‘Ratched’ unravels untold stories


Oregon State Hospital in Salem/Josh Partee/Architectural Resources Group/CC BY-SA 2.5

The series begins in a hospital where Nurse Ratched works.

Warning: the following review contains spoilers from the series “Ratched.”

Netflix’s original “Ratched” came out Sept. 18 and immediately went into the top 10 shows on Netflix. In my honest opinion, the show was more than expected. With not much information on the show’s actual details, the thriller had numerous surprises that leave viewers on their seats. I believe that the surprises keep the viewers engaged and involved in the show and keeps people from zoning out while watching.

I think this because when shows go on with no surprises, people get bored and everything becomes expected. People like to experience new things and surprises. That is what shows can make the viewer experience. It also keeps the viewer from getting distracted or zone out from it as there are constantly new things happening.

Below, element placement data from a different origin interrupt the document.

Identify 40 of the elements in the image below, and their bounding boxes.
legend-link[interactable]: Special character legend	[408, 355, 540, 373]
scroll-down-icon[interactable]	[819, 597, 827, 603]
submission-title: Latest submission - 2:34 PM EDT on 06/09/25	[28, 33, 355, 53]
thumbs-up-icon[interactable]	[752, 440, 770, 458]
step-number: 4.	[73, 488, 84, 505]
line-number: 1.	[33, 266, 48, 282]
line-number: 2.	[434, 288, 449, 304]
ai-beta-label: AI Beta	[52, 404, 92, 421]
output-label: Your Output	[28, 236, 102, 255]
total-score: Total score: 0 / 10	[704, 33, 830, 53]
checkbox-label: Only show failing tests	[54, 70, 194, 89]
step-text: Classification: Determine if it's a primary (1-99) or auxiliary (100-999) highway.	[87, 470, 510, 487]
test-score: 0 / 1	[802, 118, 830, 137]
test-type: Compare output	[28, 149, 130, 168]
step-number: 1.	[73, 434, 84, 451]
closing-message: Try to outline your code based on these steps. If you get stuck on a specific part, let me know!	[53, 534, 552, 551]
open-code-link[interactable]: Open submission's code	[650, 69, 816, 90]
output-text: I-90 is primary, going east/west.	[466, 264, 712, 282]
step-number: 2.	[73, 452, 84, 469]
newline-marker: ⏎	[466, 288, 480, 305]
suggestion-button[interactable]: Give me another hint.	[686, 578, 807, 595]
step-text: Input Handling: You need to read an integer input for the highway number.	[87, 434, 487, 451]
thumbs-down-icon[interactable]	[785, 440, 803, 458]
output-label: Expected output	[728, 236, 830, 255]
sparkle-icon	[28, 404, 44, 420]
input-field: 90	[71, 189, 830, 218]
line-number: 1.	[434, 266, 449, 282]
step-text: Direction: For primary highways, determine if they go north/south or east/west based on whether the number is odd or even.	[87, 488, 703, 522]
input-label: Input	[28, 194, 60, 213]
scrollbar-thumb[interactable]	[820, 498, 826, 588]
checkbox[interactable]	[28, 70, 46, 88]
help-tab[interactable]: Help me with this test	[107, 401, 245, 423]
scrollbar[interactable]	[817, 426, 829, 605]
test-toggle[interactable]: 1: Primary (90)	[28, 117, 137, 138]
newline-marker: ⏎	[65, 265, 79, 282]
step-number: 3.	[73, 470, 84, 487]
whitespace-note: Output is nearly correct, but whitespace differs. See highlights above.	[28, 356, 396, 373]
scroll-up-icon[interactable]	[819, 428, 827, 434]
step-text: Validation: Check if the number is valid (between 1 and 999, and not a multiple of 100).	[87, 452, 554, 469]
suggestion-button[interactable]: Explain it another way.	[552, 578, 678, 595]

“Ratched” has given new light to the infamous nurse, Mildred Ratched; the show is loosely based on the 1960s novel One Flew Over the Cuckoo’s Nest and provides insight into the backstory and history of Nurse Ratched. However, the show is based on the life and backstory of Mildred Ratched and does not follow the storyline of the novel.

Sarah Paulson, who plays Nurse Ratched, is a lesbian. With dozens of roles portraying LGBTQ+ and straight characters, it is safe to say that a nurse’s role, also learning what her sexuality might be, was excellently portrayed by Paulson herself, and it’s easy to see why she was picked.

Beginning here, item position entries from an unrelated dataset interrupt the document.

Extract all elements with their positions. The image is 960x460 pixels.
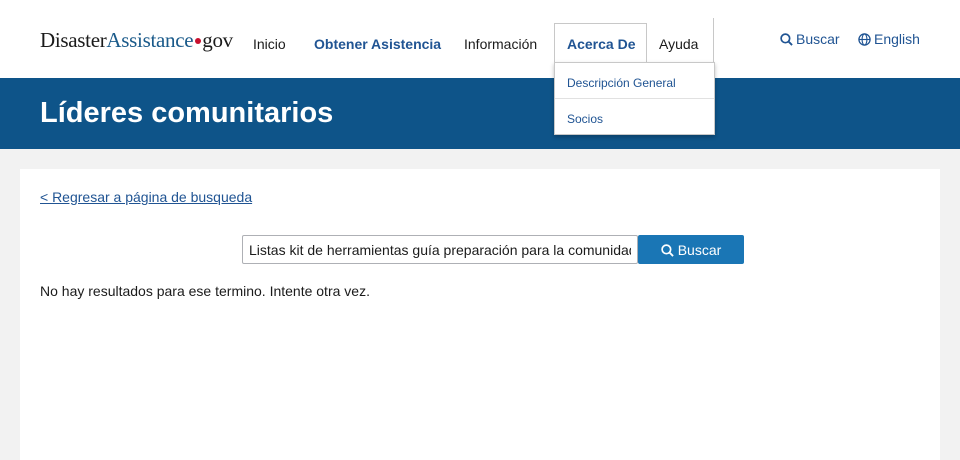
language-label: English xyxy=(874,31,920,47)
dropdown-item-descripcion-general[interactable]: Descripción General xyxy=(567,76,676,90)
search-button-label: Buscar xyxy=(677,241,722,258)
nav-obtener-asistencia[interactable]: Obtener Asistencia xyxy=(314,36,441,52)
search-icon xyxy=(780,33,793,46)
search-input[interactable] xyxy=(242,235,638,264)
back-to-search-link[interactable]: < Regresar a página de busqueda xyxy=(40,189,252,205)
dropdown-divider xyxy=(555,98,714,99)
site-logo[interactable]: DisasterAssistance gov xyxy=(40,28,233,53)
hero-banner: Líderes comunitarios xyxy=(0,78,960,149)
globe-icon xyxy=(858,33,871,46)
dropdown-item-socios[interactable]: Socios xyxy=(567,112,603,126)
nav-inicio[interactable]: Inicio xyxy=(253,36,286,52)
acerca-dropdown-menu: Descripción General Socios xyxy=(554,62,715,135)
nav-informacion[interactable]: Información xyxy=(464,36,537,52)
header-search-link[interactable]: Buscar xyxy=(780,31,840,47)
search-button[interactable]: Buscar xyxy=(638,235,744,264)
language-toggle[interactable]: English xyxy=(858,31,920,47)
search-icon xyxy=(660,243,674,257)
nav-acerca-de[interactable]: Acerca De xyxy=(567,36,636,52)
site-header: DisasterAssistance gov Inicio Obtener Asi… xyxy=(0,0,960,78)
logo-dot-icon xyxy=(195,38,202,45)
no-results-message: No hay resultados para ese termino. Inte… xyxy=(40,283,370,299)
nav-ayuda[interactable]: Ayuda xyxy=(659,36,698,52)
page-title: Líderes comunitarios xyxy=(40,97,334,129)
main-content: < Regresar a página de busqueda Buscar N… xyxy=(20,169,940,460)
header-search-label: Buscar xyxy=(796,31,840,47)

One of the first surprises was that the owner and runner of Salem State Hospital had been using hospital drugs for his own personal use. We then learn that Edmund Tolleson is her brother, which was finalized by a social worker to keep them together. The third and biggest surprise, in my opinion, was that Ratched was not even a registered nurse and had been faking her real experience the entire time. The use of these surprises keeps the audience engaged while watching.

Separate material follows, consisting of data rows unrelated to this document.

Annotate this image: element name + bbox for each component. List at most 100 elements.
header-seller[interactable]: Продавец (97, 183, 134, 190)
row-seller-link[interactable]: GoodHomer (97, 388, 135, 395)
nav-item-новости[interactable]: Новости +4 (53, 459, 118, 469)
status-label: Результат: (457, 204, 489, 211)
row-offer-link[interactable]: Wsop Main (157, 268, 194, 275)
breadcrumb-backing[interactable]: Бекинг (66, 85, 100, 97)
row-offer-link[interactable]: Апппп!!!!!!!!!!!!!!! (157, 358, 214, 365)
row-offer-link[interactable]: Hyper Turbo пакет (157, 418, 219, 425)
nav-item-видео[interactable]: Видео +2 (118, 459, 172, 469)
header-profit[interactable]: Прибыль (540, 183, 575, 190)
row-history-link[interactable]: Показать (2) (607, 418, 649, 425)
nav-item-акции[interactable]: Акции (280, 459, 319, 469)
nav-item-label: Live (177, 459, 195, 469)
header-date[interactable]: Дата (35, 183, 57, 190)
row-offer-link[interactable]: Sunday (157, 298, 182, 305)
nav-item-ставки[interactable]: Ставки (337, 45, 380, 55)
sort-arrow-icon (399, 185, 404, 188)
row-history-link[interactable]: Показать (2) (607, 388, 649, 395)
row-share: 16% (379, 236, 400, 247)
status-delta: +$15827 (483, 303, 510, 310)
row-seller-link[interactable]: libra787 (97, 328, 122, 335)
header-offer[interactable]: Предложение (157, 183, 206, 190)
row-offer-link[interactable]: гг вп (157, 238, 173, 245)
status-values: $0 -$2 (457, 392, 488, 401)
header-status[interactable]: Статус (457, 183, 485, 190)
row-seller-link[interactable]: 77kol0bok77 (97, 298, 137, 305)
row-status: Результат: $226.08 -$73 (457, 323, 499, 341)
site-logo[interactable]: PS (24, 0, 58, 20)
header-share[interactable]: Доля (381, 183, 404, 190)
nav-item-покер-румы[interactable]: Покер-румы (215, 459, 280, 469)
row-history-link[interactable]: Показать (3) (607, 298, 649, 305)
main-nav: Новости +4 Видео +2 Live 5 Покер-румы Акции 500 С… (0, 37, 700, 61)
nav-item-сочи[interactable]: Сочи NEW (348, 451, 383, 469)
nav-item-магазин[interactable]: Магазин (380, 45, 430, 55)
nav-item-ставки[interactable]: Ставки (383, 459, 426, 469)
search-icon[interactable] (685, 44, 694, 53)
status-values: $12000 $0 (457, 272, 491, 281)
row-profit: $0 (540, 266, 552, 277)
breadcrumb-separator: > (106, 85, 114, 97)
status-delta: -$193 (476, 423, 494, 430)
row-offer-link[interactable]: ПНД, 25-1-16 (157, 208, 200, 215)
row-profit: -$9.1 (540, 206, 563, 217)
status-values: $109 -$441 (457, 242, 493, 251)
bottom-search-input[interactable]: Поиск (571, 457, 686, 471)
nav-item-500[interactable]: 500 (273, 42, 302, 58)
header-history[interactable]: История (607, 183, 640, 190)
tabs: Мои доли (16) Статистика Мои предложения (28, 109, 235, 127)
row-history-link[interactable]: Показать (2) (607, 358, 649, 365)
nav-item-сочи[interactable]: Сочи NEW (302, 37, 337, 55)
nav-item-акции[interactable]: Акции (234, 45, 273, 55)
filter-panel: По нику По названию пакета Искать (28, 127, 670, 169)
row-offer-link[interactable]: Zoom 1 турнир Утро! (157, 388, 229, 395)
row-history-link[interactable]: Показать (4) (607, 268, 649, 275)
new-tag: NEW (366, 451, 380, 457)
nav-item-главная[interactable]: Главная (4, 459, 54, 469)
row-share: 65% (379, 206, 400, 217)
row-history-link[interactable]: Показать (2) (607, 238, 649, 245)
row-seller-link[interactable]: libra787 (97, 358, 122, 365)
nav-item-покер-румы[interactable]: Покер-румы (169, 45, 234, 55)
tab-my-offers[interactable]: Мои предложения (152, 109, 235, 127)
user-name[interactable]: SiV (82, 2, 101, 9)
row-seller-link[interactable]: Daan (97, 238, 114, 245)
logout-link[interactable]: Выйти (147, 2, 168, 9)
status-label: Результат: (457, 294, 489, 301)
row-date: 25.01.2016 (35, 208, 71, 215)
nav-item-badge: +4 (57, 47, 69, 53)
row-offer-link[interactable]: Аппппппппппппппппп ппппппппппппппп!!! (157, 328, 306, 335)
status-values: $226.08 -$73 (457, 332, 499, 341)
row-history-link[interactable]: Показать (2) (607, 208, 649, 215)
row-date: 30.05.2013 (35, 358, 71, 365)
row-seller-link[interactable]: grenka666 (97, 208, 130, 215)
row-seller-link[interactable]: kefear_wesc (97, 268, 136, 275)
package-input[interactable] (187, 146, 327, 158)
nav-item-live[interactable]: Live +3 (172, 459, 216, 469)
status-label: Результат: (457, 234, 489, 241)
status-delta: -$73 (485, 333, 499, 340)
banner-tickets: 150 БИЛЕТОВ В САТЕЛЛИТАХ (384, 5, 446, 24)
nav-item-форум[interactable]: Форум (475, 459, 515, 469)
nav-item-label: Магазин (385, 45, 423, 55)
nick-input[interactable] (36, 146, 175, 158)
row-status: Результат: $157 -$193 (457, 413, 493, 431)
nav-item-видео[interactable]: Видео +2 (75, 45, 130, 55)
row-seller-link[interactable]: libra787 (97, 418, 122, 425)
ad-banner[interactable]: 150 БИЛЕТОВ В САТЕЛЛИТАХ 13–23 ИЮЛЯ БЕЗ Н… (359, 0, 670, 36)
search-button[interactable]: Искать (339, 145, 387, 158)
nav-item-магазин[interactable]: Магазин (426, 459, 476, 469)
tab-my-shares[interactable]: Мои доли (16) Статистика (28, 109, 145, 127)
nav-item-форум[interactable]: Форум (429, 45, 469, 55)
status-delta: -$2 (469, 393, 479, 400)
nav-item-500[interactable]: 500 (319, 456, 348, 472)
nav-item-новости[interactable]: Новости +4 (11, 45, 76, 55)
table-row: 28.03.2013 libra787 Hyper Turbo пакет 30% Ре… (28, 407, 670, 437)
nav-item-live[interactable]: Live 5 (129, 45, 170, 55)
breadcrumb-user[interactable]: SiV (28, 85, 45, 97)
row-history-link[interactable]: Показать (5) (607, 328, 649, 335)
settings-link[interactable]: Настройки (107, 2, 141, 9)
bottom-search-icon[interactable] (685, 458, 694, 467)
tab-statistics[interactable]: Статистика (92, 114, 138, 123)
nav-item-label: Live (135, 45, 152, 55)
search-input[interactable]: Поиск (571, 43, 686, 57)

The show goes over the horrid treatment that people with mental health conditions had to endure while receiving treatment, along with the reasoning Ratched was there all along. With the unbearable need to help people, Ratched joined the military during WWII with no previous nursing experience, let alone a nursing degree, leading to countless deaths by asphyxiation.

 While out on a seemingly innocent date with her secret lover at a puppet show, we learn more in-depth about her childhood. Throughout a horrid flashback that may be triggering for some viewers, we learned that she lived life as an orphan and had nothing, and no one, which was changed when a family adopted her, along with her brother, Tolleson. 

Taking care of each other day after day, mending each other’s wounds from the abuse they received day today. When her “brother” decided he had enough of the continuous torment, he went into their guardian’s room and killed them both in their sleep. The show does a terrific job of portraying the pain these children endured and showing their changing mental state. Its coverage of serious topics, including child pornography and the death sentence, showed just how horrendous treatment is and can still be in a psychiatric hospital.

I give this show four out of five stars only because, at times, the show had too much going on, making it difficult to follow along and keep track of what was happening. “Ratched” also has a notable similarity to the show “American Horror Story,” which Paulson and other actors from the show also star in. If you’re looking for a mature show, has a strong female lead, and overall, an incredibly directed short series, this could be for you.